这次也不例外。

        “喂,你们现在是怎么个规章管理?为什么大晚上的还要巡逻——知不知道晚上那强光手电晃来晃去,很影响我们群众的睡眠的呀!”

        “平常一样干活,我们到手的粮食已经比你们少了,怎么晚上睡觉还要遭这个罪?!”

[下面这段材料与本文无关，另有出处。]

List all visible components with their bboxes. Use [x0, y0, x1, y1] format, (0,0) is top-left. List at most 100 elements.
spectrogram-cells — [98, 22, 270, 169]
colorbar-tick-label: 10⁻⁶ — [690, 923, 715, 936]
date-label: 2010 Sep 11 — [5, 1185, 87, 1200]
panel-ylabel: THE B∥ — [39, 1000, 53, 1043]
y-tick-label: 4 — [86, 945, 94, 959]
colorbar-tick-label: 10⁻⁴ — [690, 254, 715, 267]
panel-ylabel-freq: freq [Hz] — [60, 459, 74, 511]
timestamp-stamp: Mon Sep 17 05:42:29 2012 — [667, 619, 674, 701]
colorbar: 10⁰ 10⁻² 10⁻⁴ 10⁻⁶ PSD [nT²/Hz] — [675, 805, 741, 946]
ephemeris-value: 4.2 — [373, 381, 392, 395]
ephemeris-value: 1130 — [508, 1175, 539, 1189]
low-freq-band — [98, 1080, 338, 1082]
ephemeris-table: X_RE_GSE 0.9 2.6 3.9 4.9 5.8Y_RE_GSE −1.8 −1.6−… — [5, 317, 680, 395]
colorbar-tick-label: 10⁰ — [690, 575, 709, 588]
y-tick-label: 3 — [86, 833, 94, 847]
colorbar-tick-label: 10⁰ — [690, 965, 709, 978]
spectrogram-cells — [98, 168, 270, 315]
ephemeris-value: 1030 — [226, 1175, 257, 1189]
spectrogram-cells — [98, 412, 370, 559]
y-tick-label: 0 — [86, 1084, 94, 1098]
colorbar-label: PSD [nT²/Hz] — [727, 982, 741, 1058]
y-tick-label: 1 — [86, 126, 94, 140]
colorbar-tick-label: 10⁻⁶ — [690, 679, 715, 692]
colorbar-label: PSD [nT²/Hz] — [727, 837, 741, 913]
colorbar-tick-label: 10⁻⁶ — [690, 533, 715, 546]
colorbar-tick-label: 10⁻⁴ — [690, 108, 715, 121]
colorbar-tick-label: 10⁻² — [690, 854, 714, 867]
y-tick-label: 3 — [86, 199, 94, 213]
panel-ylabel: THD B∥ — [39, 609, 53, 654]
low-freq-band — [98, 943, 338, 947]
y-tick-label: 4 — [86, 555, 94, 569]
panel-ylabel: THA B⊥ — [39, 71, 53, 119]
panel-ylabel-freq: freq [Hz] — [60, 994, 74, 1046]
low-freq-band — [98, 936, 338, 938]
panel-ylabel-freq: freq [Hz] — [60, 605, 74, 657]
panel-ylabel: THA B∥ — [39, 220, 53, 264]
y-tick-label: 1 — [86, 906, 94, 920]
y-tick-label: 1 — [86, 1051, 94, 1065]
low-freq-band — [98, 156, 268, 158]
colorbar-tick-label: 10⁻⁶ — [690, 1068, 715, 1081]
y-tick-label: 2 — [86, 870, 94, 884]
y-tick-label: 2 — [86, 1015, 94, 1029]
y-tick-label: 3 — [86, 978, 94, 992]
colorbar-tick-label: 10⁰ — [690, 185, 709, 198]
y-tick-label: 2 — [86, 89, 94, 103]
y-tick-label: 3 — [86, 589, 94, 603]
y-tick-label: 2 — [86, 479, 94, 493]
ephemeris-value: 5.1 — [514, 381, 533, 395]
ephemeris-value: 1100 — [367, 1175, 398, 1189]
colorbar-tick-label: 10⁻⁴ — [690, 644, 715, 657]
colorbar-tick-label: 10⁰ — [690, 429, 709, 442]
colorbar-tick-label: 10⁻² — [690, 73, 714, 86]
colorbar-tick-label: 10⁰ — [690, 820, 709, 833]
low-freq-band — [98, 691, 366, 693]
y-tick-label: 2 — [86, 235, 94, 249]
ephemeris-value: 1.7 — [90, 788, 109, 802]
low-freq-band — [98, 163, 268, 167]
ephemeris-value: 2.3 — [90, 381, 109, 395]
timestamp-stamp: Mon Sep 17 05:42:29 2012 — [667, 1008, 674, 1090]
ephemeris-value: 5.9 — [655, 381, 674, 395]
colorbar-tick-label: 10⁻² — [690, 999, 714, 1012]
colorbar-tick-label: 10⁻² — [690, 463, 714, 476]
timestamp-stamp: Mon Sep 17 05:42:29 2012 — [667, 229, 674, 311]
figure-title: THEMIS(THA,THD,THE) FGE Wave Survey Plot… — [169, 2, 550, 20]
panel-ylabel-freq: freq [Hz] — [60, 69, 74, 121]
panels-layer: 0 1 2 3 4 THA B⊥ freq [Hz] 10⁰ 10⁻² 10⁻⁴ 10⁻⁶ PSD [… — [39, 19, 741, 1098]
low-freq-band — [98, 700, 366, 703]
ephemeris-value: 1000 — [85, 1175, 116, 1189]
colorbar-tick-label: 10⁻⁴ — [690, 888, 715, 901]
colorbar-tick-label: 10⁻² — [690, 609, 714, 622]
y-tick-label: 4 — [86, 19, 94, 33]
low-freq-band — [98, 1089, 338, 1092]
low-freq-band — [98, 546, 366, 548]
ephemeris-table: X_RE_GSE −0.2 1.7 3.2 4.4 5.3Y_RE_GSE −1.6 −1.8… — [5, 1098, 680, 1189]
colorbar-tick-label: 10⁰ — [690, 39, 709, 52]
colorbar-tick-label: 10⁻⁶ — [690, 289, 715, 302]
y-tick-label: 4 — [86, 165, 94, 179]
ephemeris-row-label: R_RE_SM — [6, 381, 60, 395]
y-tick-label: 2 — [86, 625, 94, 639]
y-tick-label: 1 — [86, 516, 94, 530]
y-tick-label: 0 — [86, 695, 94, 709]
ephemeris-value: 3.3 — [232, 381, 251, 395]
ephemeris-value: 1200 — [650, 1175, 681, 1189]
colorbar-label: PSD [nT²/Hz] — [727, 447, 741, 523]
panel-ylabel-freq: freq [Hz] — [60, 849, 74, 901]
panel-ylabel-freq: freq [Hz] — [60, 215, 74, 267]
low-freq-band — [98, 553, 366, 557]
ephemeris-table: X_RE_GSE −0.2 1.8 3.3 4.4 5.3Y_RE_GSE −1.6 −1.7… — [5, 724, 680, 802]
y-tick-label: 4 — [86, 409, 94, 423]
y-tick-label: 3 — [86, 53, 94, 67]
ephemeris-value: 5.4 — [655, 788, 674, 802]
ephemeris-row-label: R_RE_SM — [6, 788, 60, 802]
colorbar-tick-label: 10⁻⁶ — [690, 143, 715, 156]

        “这避难所的水平还真不如前两年隔离时期——”

        男人堂而皇之地“呸”了一声,脸上写满尖酸厌弃。

        司南正在井边和同住的舍友洗衣服。

        避难所晚上十点准时熄灯,现在才九点,不少人赶在最后时刻洗漱,又凉快又能打发时间,经常能碰见换岗洗漱,用井里凉水冲澡的军人。

        找事儿的男人叫孙阔,长得一副脑满肠肥的样子,听说还没来洪水之前,他是一家电器公司的主管,为人尖酸狡猾,市侩利己,来这里没几天,已经把周围的舍友得罪了个遍。

        “也不知道哪里来的自信,总觉得自己高人一等,到处当爹。”

        舍友王曼吐槽道。

        司南顺着视线看过去,正好看见孙阔和洗漱的士兵吵了起来,双方争执不下。